Mckee Minute: Sustenance is Speed
O I’m not known for taking huge risks on the racecourse. With 30 seconds to go until the start of the third race of the Tasar Worlds, my wife, Libby, and I were set up too close to weather of the midline boat. As I sheeted in, it was obvious we were not going to clear the anchor line. In desperation, I tacked, but the boat to windward was too close, so after fouling it and tacking back, we hit the committee boat and drifted back along its side. After completing the penalty, we started up the beat, well behind the rest of the fleet. I felt our championship drifting away.
The day had started better. We won the first two windy races. The second was hard fought, and I had used up a lot of energy to secure the win. I was exhausted. I thought I was in decent shape, and fortunately Libby is, but with one more windy race scheduled, I had to find a way to rally. As we sailed back to the start, we drank water and had a snack. But it was too little, too late. I was less than 100 percent, both mentally and physically.

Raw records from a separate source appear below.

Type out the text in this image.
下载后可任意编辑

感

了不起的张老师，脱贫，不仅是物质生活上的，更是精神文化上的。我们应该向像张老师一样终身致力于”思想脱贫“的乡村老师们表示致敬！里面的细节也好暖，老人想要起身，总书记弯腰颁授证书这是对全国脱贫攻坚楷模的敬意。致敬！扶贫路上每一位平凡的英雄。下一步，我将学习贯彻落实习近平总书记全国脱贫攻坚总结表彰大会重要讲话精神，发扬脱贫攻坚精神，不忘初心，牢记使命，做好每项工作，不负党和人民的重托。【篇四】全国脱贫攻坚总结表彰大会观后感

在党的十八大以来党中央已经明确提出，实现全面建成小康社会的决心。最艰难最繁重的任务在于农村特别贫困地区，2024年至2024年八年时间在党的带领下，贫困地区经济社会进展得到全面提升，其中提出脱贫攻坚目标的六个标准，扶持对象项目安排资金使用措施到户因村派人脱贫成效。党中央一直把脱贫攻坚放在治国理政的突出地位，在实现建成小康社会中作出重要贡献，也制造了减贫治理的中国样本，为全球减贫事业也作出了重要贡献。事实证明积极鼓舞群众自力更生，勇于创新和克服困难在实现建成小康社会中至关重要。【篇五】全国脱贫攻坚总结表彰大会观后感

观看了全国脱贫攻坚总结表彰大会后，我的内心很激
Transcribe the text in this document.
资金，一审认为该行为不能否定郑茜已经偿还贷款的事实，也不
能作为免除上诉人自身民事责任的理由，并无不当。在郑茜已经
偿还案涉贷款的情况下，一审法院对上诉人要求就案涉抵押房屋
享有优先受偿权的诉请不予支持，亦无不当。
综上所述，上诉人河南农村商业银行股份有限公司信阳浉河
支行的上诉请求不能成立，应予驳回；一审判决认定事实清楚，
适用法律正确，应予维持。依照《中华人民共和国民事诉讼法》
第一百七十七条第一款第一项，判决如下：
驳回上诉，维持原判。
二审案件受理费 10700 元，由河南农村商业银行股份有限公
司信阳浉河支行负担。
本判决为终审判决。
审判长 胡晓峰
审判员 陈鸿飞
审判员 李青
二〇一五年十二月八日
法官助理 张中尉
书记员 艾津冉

We were lucky to score 10th in that third race, enough to salvage our series and win our fourth Tasar world title.
This was an important lesson for us with regard to nutrition and performance:
Start the day hydrated and well-fed.
After the first day, we ate a small lunch before going out, and that helped. We also drank as much water as we could.
After each race, drink lots of water and have a snack. If you get behind on hydration, you can’t catch up. Same with food. Even though you might not feel like it, force yourself to eat something.
Manage your physical and mental energy. We had worked really hard, especially in the previous race, where we had been pushed hard right up to the finish. In retrospect, I should have conserved a energy for the final heat. If I had done that, our aggregate scores for the day would have been better.
-- Jonathan Mckee
What you get out of an event can often depend on what you put in.